Your company offers solutions that enable users to implement AI without programming skills. How does this work in practice, and which industries benefit most from these solutions?

This is part of an old-product line which did a lot of work on few-shot learning, coupled with a no-code AI training tool where users can train their own models. However, the generative AI stack has changed this a bit. We currently give information on how to finetune models and as a business case fine tune models for our clients. 

You recently posted about your work on 1-bit machine learning models. Could you explain the benefits of this technology and how it improves the efficiency and accessibility of AI applications?

One of the major challenges of current AI solutions, if not the major challenge, is computation. In fact, the energy demands are so massive that it might be quite hard to generate power. So, we need to figure out ways to make the models efficient. The work on quantization is a step towards that. 

To explain, most of these transformer models involve a lot of matrix multiplications with floating point numbers. But we can strip out decimal points so that less computation is required (i.e., 3*100 is way easier to compute than 3.1415926535 * 100.4123414). The extreme version is if numbers are all binaries, which is 1-bit (0s and 1s). Typically, all LLMs need 16 bits to store a number, and 1-bit is 16 times smaller. But interestingly, multiplications with binary are only additions (which is 70 times faster). 

We still have more research to do to achieve the same accuracy with 1-bit models as opposed to 16-bit models, but it is a significant step in the right direction. For example, our 2-bit to 4-bit models are coming very close to full precision ones.

What role does Berlin and its strong AI ecosystem play for you? How is the exchange between start-ups, companies and research here?

Berlin is an interesting place due to its unique mixture of ideas and thoughts. The interactions I find most fascinating are not with tech builders but with the creative crowd (artists, photographers, DJs). Since AI and human behavior are intricately linked, these interactions are paramount and make our thinking very multi-dimensional. It is also quite a young city, with people coming from all over the world. Additionally, our office is at the Merantix AI Campus, which hosts many interesting AI companies and a vibrant community.
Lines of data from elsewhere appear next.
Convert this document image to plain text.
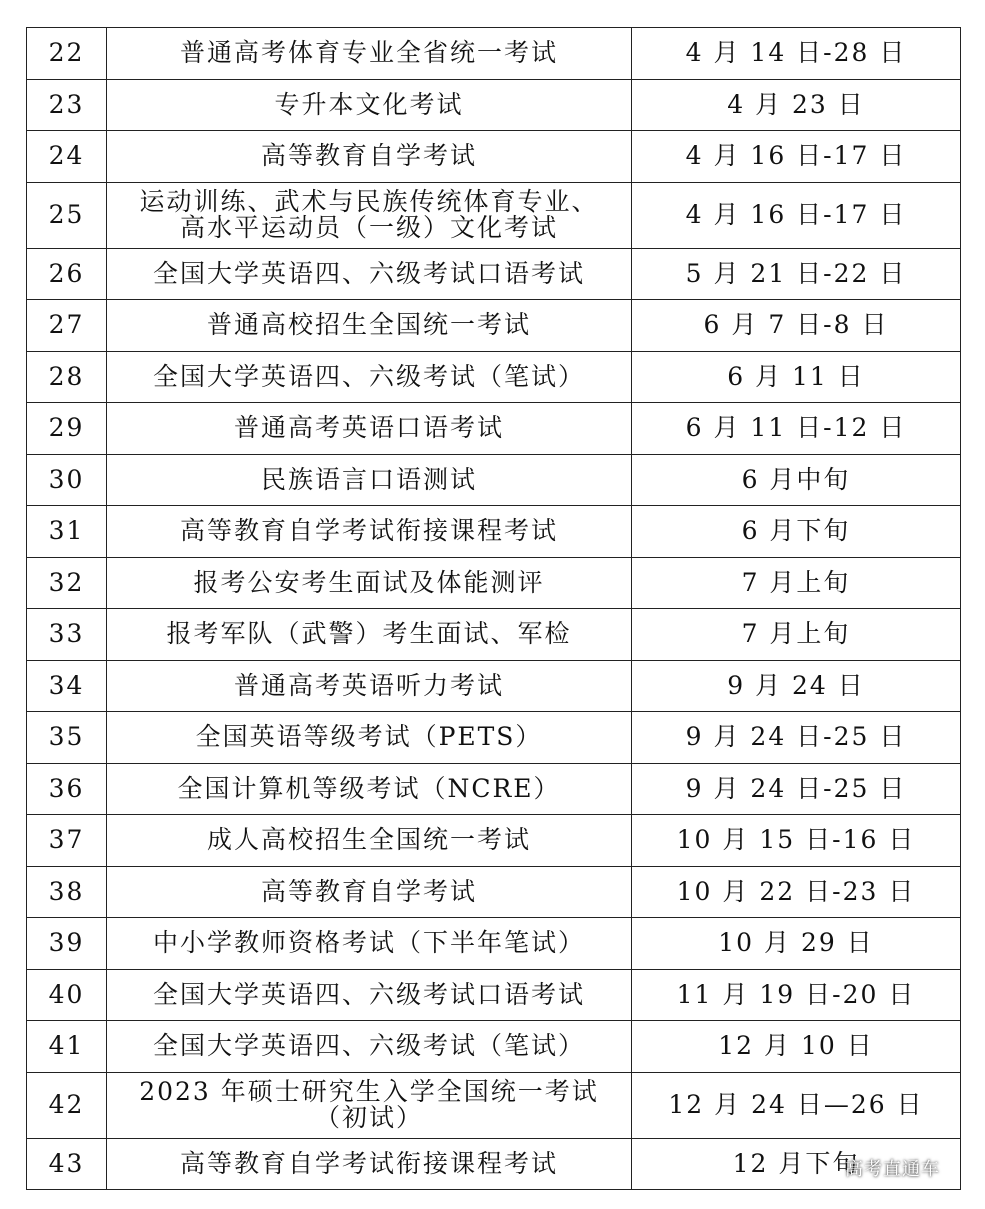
22	普通高考体育专业全省统一考试	4 月 14 日-28 日
23	专升本文化考试	4 月 23 日
24	高等教育自学考试	4 月 16 日-17 日
25	运动训练、武术与民族传统体育专业、
高水平运动员（一级）文化考试	4 月 16 日-17 日
26	全国大学英语四、六级考试口语考试	5 月 21 日-22 日
27	普通高校招生全国统一考试	6 月 7 日-8 日
28	全国大学英语四、六级考试（笔试）	6 月 11 日
29	普通高考英语口语考试	6 月 11 日-12 日
30	民族语言口语测试	6 月中旬
31	高等教育自学考试衔接课程考试	6 月下旬
32	报考公安考生面试及体能测评	7 月上旬
33	报考军队（武警）考生面试、军检	7 月上旬
34	普通高考英语听力考试	9 月 24 日
35	全国英语等级考试（PETS）	9 月 24 日-25 日
36	全国计算机等级考试（NCRE）	9 月 24 日-25 日
37	成人高校招生全国统一考试	10 月 15 日-16 日
38	高等教育自学考试	10 月 22 日-23 日
39	中小学教师资格考试（下半年笔试）	10 月 29 日
40	全国大学英语四、六级考试口语考试	11 月 19 日-20 日
41	全国大学英语四、六级考试（笔试）	12 月 10 日
42	2023 年硕士研究生入学全国统一考试
（初试）	12 月 24 日—26 日
43	高等教育自学考试衔接课程考试	12 月下旬
高考直通车
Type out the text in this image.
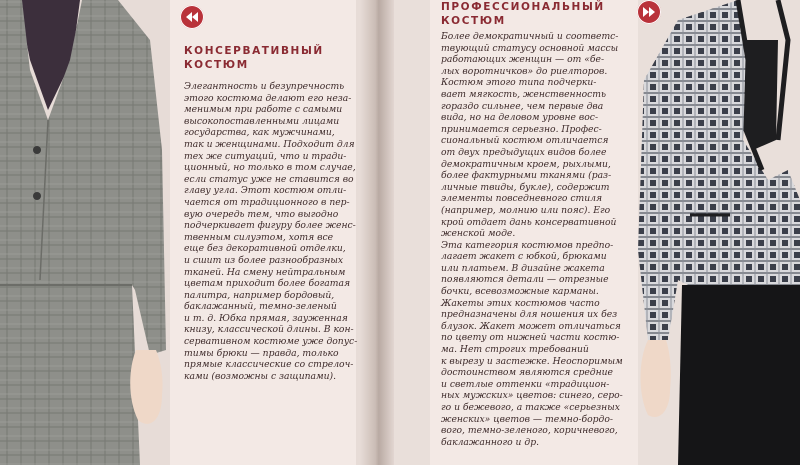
КОНСЕРВАТИВНЫЙ
КОСТЮМ
ПРОФЕССИОНАЛЬНЫЙ
КОСТЮМ
Элегантность и безупречность
этого костюма делают его неза-
менимым при работе с самыми
высокопоставленными лицами
государства, как мужчинами,
так и женщинами. Подходит для
тех же ситуаций, что и тради-
ционный, но только в том случае,
если статус уже не ставится во
главу угла. Этот костюм отли-
чается от традиционного в пер-
вую очередь тем, что выгодно
подчеркивает фигуру более женс-
твенным силуэтом, хотя все
еще без декоративной отделки,
и сшит из более разнообразных
тканей. На смену нейтральным
цветам приходит более богатая
палитра, например бордовый,
баклажанный, темно-зеленый
и т. д. Юбка прямая, зауженная
книзу, классической длины. В кон-
сервативном костюме уже допус-
тимы брюки — правда, только
прямые классические со стрелоч-
ками (возможны с защипами).
Более демократичный и соответс-
твующий статусу основной массы
работающих женщин — от «бе-
лых воротничков» до риелторов.
Костюм этого типа подчерки-
вает мягкость, женственность
гораздо сильнее, чем первые два
вида, но на деловом уровне вос-
принимается серьезно. Профес-
сиональный костюм отличается
от двух предыдущих видов более
демократичным кроем, рыхлыми,
более фактурными тканями (раз-
личные твиды, букле), содержит
элементы повседневного стиля
(например, молнию или пояс). Его
крой отдает дань консервативной
женской моде.
Эта категория костюмов предпо-
лагает жакет с юбкой, брюками
или платьем. В дизайне жакета
появляются детали — отрезные
бочки, всевозможные карманы.
Жакеты этих костюмов часто
предназначены для ношения их без
блузок. Жакет может отличаться
по цвету от нижней части костю-
ма. Нет строгих требований
к вырезу и застежке. Неоспоримым
достоинством являются средние
и светлые оттенки «традицион-
ных мужских» цветов: синего, серо-
го и бежевого, а также «серьезных
женских» цветов — темно-бордо-
вого, темно-зеленого, коричневого,
баклажанного и др.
How do you see the future of computer vision in the next five years? What new areas of application or technological advances do you expect?

Embodied AI will become quite interesting (like the Isaac Asimov robots I talked about). AI will sense the world, encounter strange situations, and find solutions to them. We will have strong models that are constantly learning, with capabilities capable of running on a multitude of hardware.

Thank you for the conversation.

The interview was conducted by our colleagues of #ai_berlin on June 24, 2024.